Less than a few years ago, when I said ‘miniature garden’ to the average gardener, one of four things would normally happen:
(a) they used to think of it as any kind of small garden,
(b) they assume it was a fairy garden,
(c) they would not know what I was talking about because the term was so vague and unknown, or
(d) they thought I was talking about an artificial dollhouse garden.
And yes, there have been books on fairy gardening and railroad gardening throughout the last few years that have used the term “miniature garden” as well – but I think we can chalk that usage up to the old definition by now – ONLY because AND quite frankly – what else would you call our style of gardening in miniature?
And this is where the changing history comes in because we have now redefined the term “miniature garden.” This is not the first attempt at changing this definition but it will certainly be the time when it will stick only because too many people have fallen under its spell.
Having fun with the our Cover Garden. We found when using bright, strong colored accessories worked better when we used multiples of it to balance the distribution of color.
The accessories for the cover garden were chosen by Patrick Barber, the artistic director from Timber Press.
The Official Definition of a Miniature Garden:
“A miniature garden is a living garden in a tiny scale and looks like a full-sized garden that has literally shrunk in size. It consists of a slow growing dwarf or true miniature plants, in-scale bedding plants, a patio or pathway, and miniature accessories where all the elements relate in scale, are proportioned to each other and stay in scale and proportion as the garden grows together.”
And hey, this is becoming an even bigger historical movement in the garden world, especially if you do take into account all the fairy gardeners too. Which brings us to the question,
“What exactly is the difference between miniature gardening and fairy gardening?”
Fairy gardens are created specifically for fairies with whimsical houses, fantastical furniture and a fairy figure, or two are hidden among the regular-sized garden plants and herbs.
For most people, using this highly imaginative theme compromises the realism dramatically and reduces the enchantment that only an authentic and realistic miniature scene can deliver. Notice the next time you see a really good fairy garden that it is the realistic items in the scene that delivers most of the message – whether it be a realistic window on a house, a tiny book laying on the table or a miniature rake propped up next to the fairy house.
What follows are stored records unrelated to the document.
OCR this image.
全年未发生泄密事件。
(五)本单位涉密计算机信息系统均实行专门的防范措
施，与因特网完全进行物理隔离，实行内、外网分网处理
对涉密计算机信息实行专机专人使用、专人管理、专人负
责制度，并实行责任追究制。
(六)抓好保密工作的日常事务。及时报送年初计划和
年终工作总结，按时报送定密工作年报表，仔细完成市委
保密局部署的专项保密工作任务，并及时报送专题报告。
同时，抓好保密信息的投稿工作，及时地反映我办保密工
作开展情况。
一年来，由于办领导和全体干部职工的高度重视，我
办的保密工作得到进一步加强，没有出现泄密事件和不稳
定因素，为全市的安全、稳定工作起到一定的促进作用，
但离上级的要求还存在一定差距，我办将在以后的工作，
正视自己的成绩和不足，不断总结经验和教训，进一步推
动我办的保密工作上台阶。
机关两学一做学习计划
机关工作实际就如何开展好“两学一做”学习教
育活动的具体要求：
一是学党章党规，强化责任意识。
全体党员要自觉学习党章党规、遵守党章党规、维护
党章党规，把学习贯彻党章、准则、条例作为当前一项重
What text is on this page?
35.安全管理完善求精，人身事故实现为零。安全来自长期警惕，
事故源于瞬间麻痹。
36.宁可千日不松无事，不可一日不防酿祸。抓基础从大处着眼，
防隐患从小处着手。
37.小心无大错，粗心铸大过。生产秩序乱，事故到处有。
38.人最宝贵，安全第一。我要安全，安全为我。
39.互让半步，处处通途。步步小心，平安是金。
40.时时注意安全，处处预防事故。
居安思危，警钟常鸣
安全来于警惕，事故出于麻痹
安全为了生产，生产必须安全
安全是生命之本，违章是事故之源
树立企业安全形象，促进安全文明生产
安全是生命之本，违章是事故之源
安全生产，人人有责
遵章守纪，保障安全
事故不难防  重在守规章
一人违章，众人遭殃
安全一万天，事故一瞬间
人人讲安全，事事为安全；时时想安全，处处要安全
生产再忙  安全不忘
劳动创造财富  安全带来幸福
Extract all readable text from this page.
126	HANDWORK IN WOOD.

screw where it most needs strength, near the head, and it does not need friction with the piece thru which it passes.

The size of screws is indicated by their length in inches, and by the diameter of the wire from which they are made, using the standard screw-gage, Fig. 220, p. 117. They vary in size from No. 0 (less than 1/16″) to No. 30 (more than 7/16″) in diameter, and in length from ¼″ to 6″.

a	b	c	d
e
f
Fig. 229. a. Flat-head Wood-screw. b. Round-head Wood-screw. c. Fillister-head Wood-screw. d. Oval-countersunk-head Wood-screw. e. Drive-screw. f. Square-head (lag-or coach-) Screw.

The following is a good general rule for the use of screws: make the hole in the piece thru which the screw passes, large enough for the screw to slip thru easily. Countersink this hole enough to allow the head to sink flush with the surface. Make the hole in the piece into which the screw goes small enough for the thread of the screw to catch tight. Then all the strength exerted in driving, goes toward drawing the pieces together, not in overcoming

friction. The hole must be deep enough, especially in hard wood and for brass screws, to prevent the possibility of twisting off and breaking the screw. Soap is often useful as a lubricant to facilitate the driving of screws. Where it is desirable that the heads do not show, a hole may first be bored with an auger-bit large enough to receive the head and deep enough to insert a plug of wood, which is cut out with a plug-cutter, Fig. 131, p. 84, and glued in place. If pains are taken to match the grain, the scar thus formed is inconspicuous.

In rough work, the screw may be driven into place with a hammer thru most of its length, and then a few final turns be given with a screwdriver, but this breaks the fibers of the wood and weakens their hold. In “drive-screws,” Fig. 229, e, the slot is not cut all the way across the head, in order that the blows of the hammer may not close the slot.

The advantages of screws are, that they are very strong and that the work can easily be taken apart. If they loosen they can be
Serenity Now: A miniature garden with an Adirondack chair and wee pond quietly prods us to relax and take a moment.
And It’s Generating a Huge Miniature Movement
It is just a tiny garden idea with incredibly rich possibilities and it is quickly capturing the hearts and the imaginations of people worldwide. Miniature gardening is a personable, creative, accessible, share-able, scale-able, play-able and a productive way to get your creative juices flowing and, at the same time, can be very grounding and centering. Now don’t just sit there, help make history.